The batteries on the east of Morro were harder to get at, but the New Orleans crossed the bows of the New York to within 500 yards of shore and played a tattoo with her long eight-inch rifles, hitting them repeatedly, striking a gun squarely muzzle-on, lifting it off its trunnions and sending it sweeping somersaults high in the air.

When the order came, at 6:30, to cease firing, every gun of the enemy had been silenced for ten minutes, but as the ships drew off some of the Spanish courage returned and a half-dozen shots were fired spitefully at the Massachusetts and Oregon, falling in their wakes.

WENT ASHORE WITH A RUSH.

Sea and weather were propitious when, on June 22, the great army of invasion under General Shatter left their transports in Baiquiri harbor, and landed on Cuban soil. The navy and the army co-operated splendidly and as the big warships closed in on the shore to pave the way for the approach of the transports and then went back again, three cheers for the navy went up from many thousand throats on the troop-ships and three cheers for the army rose from ship after ship.

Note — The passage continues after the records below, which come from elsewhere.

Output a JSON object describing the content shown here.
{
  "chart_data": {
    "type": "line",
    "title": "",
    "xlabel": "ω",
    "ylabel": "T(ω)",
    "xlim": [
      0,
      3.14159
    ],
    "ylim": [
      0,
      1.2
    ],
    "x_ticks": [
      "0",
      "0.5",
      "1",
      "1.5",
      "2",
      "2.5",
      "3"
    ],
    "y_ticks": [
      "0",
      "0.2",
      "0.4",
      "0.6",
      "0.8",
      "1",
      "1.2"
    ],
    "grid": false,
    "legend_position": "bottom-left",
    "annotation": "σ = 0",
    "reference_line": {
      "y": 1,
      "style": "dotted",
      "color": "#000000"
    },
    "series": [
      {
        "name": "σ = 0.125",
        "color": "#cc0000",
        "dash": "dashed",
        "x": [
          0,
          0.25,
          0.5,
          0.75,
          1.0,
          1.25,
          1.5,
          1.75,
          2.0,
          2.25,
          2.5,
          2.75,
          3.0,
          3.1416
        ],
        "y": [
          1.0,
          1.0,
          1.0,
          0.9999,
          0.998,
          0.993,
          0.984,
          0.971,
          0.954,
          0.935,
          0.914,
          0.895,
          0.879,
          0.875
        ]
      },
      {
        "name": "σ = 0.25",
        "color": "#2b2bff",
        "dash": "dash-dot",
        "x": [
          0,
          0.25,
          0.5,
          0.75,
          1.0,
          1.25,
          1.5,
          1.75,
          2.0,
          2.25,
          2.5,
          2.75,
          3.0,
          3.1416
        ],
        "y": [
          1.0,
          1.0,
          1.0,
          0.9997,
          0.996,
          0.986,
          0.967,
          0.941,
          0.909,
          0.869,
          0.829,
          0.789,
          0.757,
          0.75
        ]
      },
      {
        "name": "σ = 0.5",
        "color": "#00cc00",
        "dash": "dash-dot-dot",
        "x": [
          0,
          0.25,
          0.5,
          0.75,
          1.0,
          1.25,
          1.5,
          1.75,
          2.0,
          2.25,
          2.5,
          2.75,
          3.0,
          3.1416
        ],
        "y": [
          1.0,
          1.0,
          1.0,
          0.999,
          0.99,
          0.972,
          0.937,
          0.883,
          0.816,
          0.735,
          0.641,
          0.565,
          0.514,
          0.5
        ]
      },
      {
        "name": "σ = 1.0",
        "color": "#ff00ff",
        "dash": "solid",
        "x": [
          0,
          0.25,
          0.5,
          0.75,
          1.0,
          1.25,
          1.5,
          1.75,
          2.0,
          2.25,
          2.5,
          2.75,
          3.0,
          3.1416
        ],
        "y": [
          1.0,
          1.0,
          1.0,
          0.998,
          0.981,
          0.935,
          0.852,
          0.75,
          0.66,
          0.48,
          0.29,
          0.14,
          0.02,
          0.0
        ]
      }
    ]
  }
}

The Cuban insurgents, too, bore their share in the enterprise honorably and well. Five thousand of them in mountain fastness and dark thickets of ravines, lay all the previous night on their guns watching every road and mountain path leading from Santiago to Guantanamo. A thousand of them were within sight of Baiquiri, making the approach of the Spaniards under cover of darkness an impossibility.

There is a steep, rocky hill, known as Punta Baiquiri, rising almost perpendicularly at the place indicated. It is a veritable Gibraltar in possibilities of defense. From the staff at its summit the Spanish flag was defiantly floating at sunset; but in the morning it was gone, and with it the small Spanish guard which had maintained the signal station. Between nightfall and dawn the Spaniards had taken the alarm and fled from the place, firing the town as they left.

The flames were watched with interest from the ships. Two sharp explosions were heard. At first they were thought to be the report of guns from Spanish masked batteries, but they proved to be explosions of ammunition in a burning building.